Last week, the government finally published guidance to councils on sea-level rise that National had been sitting on for a year. Over on Newsroom, Eloise Gibson explores the reasons for that delay. And it basicly boils down to Nick Smith being obstructive, as usual:
Documents from this period show staff were worried about the reputational risk to ministers from not releasing the guidance in 2016, as they had promised to do. The new plan was to publish it on about February 25, 2017, perhaps at an event “related to the Kaikoura earthquake recovery” or at the BlueGreens conference.
By March, though, it was clear that Smith was worried about the economic implications, including costs to property owners if insurance or value was affected.

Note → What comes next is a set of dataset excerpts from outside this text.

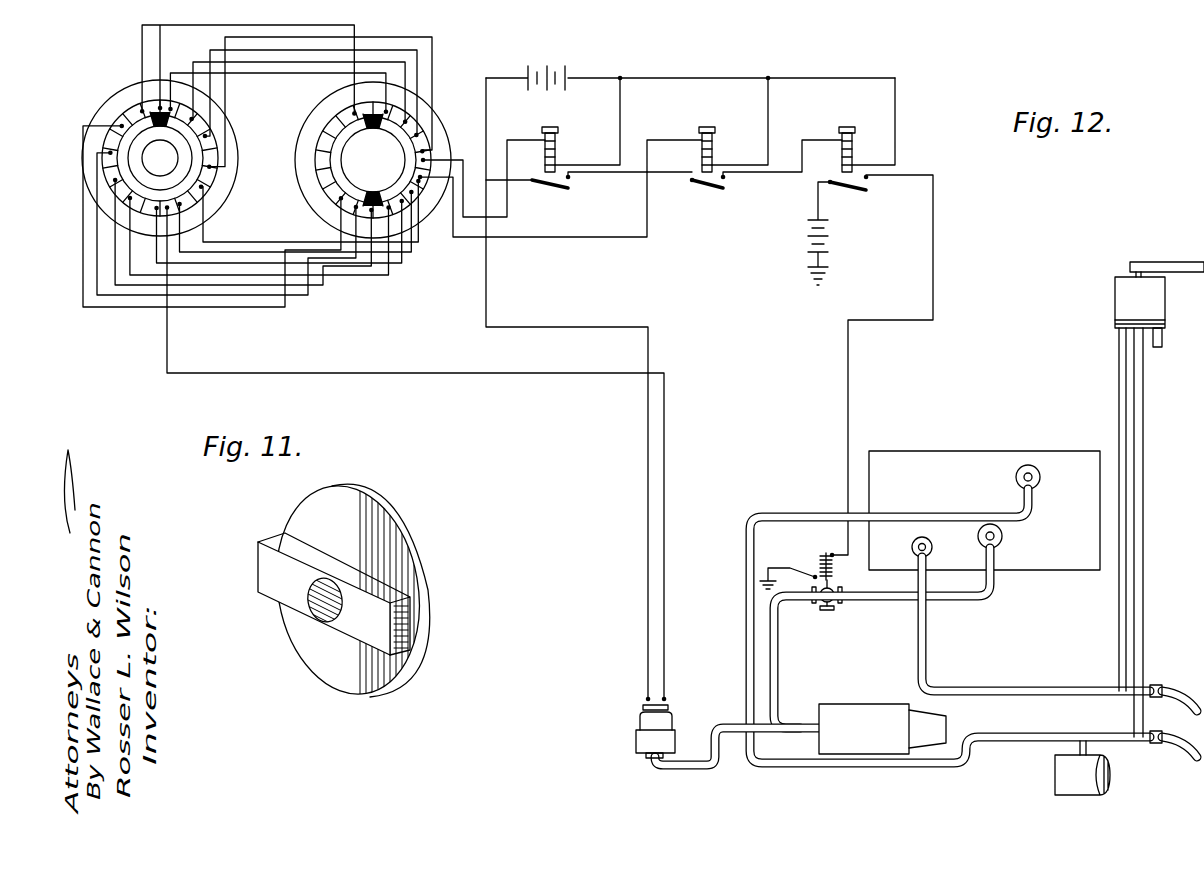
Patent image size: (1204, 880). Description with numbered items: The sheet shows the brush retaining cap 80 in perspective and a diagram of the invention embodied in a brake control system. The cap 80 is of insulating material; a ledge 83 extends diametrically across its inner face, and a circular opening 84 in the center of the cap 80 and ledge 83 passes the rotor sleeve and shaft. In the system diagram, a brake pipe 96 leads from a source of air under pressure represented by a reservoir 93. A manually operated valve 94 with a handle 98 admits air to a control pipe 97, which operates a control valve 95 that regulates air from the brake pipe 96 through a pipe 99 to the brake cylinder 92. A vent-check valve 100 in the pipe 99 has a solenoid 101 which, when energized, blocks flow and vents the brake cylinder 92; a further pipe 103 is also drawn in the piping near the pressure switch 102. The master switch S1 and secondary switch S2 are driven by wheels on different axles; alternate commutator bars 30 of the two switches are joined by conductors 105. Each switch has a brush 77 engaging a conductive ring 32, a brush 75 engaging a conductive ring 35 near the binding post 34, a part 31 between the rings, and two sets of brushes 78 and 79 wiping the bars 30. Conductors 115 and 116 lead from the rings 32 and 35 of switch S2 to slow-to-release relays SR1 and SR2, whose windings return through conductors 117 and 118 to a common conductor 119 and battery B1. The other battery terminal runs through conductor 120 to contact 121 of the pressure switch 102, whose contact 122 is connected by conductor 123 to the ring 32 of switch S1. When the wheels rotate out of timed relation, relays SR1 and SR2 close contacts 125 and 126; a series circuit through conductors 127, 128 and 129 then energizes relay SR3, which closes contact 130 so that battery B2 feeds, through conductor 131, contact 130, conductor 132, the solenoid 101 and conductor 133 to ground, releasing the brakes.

In FIG. 12, the master switch S1 is at (122, 82).
In FIG. 12, the secondary switch S2 is at (295, 120).
In FIG. 12, the brush 77 is at (160, 158).
In FIG. 12, the brushes 79 is at (157, 104).
In FIG. 12, the conductive ring 32 is at (130, 117).
In FIG. 12, the commutator bars 30 is at (216, 178).
In FIG. 12, the binding post 34 is at (412, 128).
In FIG. 12, the conductive ring 35 is at (350, 165).
In FIG. 12, the brush 75 is at (369, 172).
In FIG. 12, the segment insulation 31 is at (391, 180).
In FIG. 12, the brushes 78 is at (378, 212).
In FIG. 12, the conductors 105 is at (313, 30).
In FIG. 12, the conductor 123 is at (400, 373).
In FIG. 12, the conductor 115 is at (484, 170).
In FIG. 12, the conductor 116 is at (567, 238).
In FIG. 12, the battery B1 is at (552, 66).
In FIG. 12, the conductor 120 is at (486, 285).
In FIG. 12, the conductor 117 is at (620, 112).
In FIG. 12, the conductor 119 is at (715, 78).
In FIG. 12, the conductor 118 is at (768, 115).
In FIG. 12, the slow-to-release relay SR1 is at (558, 132).
In FIG. 12, the slow-to-release relay SR2 is at (714, 134).
In FIG. 12, the slow-to-release relay SR3 is at (850, 127).
In FIG. 12, the conductor 127 is at (492, 170).
In FIG. 12, the relay contact 125 is at (552, 187).
In FIG. 12, the conductor 128 is at (604, 172).
In FIG. 12, the relay contact 126 is at (708, 182).
In FIG. 12, the conductor 129 is at (785, 178).
In FIG. 12, the contact 130 is at (866, 188).
In FIG. 12, the conductor 132 is at (878, 318).
In FIG. 12, the battery B2 is at (830, 236).
In FIG. 12, the conductor 131 is at (818, 210).
In FIG. 12, the solenoid 101 is at (820, 558).
In FIG. 12, the conductor 133 is at (808, 576).
In FIG. 12, the vent-check valve 100 is at (835, 614).
In FIG. 12, the control valve 95 is at (982, 435).
In FIG. 12, the brake pipe 96 is at (1143, 545).
In FIG. 12, the pipe 99 is at (978, 584).
In FIG. 12, the control pipe 97 is at (922, 650).
In FIG. 12, the conduit 103 is at (680, 768).
In FIG. 12, the brake cylinder 92 is at (866, 755).
In FIG. 12, the reservoir 93 is at (1055, 775).
In FIG. 12, the manually operated valve 94 is at (1113, 257).
In FIG. 12, the handle 98 is at (1180, 262).
In FIG. 12, the pressure switch 102 is at (636, 726).
In FIG. 12, the contact 121 is at (666, 699).
In FIG. 12, the contact 122 is at (647, 697).
In FIG. 11, the brush retaining cap 80 is at (392, 536).
In FIG. 11, the ledge 83 is at (268, 560).
In FIG. 11, the circular opening 84 is at (325, 616).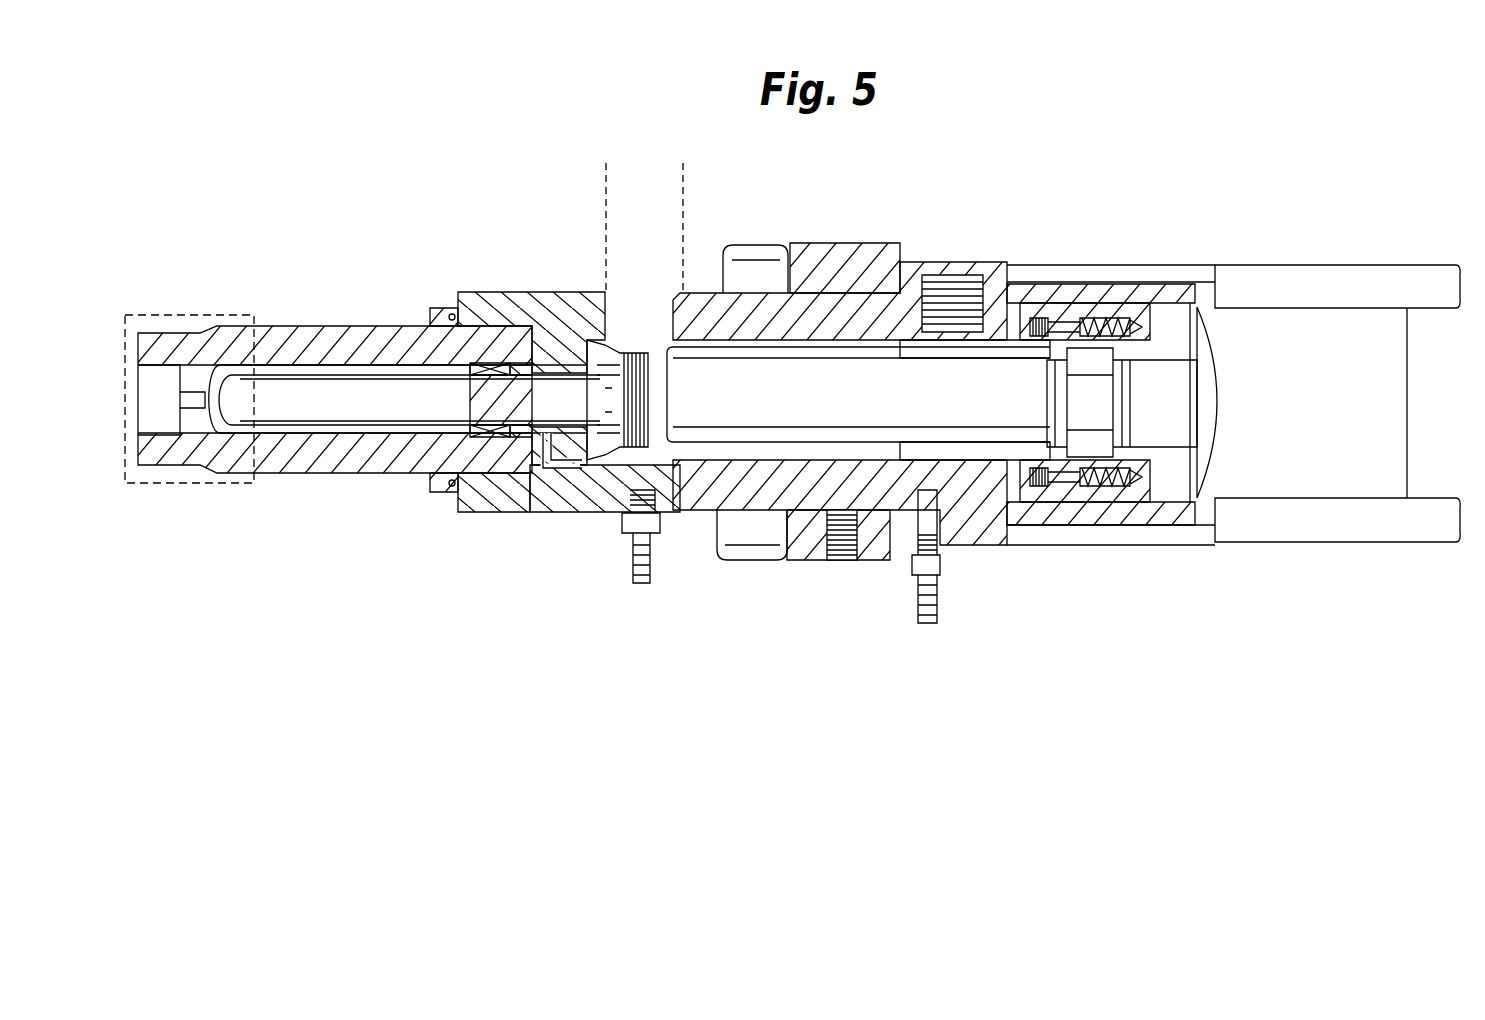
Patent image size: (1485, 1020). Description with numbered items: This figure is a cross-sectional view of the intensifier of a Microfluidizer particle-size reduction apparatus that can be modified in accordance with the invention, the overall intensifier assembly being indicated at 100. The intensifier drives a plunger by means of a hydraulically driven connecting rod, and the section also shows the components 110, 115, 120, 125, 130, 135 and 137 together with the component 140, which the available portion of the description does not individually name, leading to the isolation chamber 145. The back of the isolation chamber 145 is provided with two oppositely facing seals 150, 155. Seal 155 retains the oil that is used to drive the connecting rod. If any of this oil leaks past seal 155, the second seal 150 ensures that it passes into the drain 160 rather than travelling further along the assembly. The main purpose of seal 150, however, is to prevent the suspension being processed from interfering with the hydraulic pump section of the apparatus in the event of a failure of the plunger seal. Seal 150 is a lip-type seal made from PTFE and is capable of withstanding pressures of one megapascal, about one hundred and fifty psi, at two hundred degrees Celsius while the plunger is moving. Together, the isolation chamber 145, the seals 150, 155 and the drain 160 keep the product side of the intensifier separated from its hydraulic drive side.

The press assembly 100 is at (1215, 225).
The body 110 is at (305, 345).
The inner rod 115 is at (330, 410).
The flange seal 120 is at (488, 367).
The nut 125 is at (548, 337).
The lower plate 130 is at (522, 430).
The threaded ring 135 is at (640, 340).
The gap 137 is at (625, 188).
The housing 140 is at (700, 440).
The isolation chamber 145 is at (872, 360).
The seal 150 is at (915, 445).
The seal 155 is at (1000, 460).
The drain 160 is at (925, 630).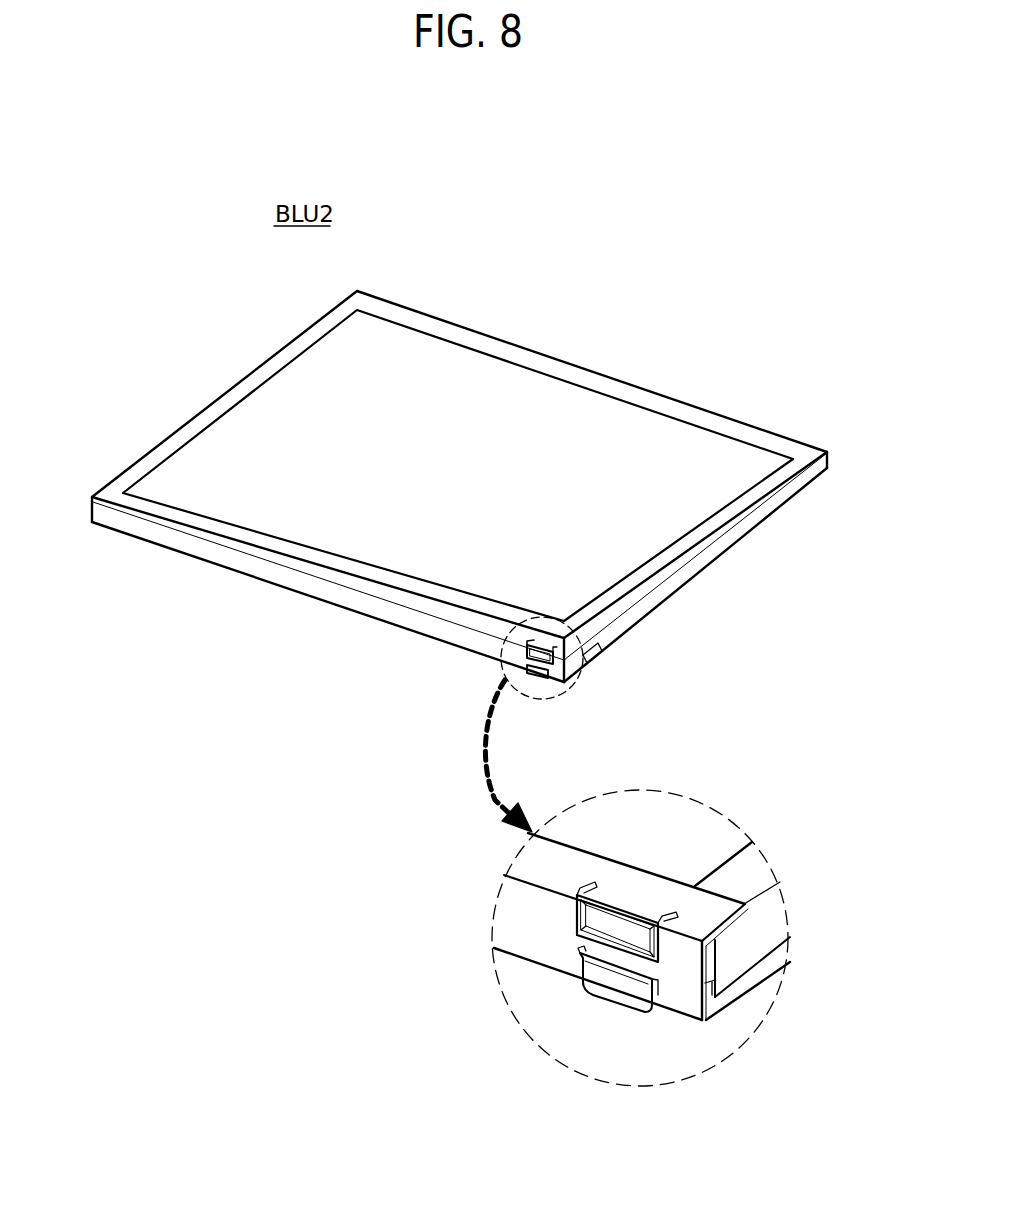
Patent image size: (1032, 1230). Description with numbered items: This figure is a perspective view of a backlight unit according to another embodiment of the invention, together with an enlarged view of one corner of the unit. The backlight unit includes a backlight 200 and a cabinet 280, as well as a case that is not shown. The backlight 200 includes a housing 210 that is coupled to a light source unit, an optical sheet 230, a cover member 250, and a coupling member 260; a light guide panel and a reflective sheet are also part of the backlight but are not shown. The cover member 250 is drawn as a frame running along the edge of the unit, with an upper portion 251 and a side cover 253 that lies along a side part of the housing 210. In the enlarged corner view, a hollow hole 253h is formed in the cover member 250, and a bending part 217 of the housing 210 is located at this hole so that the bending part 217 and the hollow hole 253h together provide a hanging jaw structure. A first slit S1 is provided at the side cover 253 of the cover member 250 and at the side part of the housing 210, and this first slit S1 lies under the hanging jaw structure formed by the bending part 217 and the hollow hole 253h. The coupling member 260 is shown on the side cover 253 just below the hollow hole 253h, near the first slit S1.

He decided, over strenuous objections from his ministry, that the guidance needed to go through Cabinet. On March 15, the Ministry’s climate change director Roger Lincoln wrote a strongly-worded briefing to Bennett and Smith, noting that taking the guidance to Cabinet would “delay it several months at least”.
Of course, it took much longer than that, because Smith then refused to take the paper to Cabinet. In the meantime, residents groups worried that their property values would suffer if potential buyers knew the real risk of their property flooding lobbied hard, and managed to get a further delay for yet another round of consultation (they had already been consulted twice). Of course, consultation requires Cabinet approval, and Smith didn't bother asking for that - in effect, burying the entire proposal. And in the meantime, councils screamed for guidance, while approving developments that should never have been approved, because they didn't have something official they could point to to justify saying "no". And the developers laughed all the way to the bank, having offloaded their risk on others, who will no doubt then demand compensation from councils when their homes flood in the future...
Pretty obviously, we should present the bill for that to Nick Smith. Because the only reason this stuff was approved was him and his delaying tactics.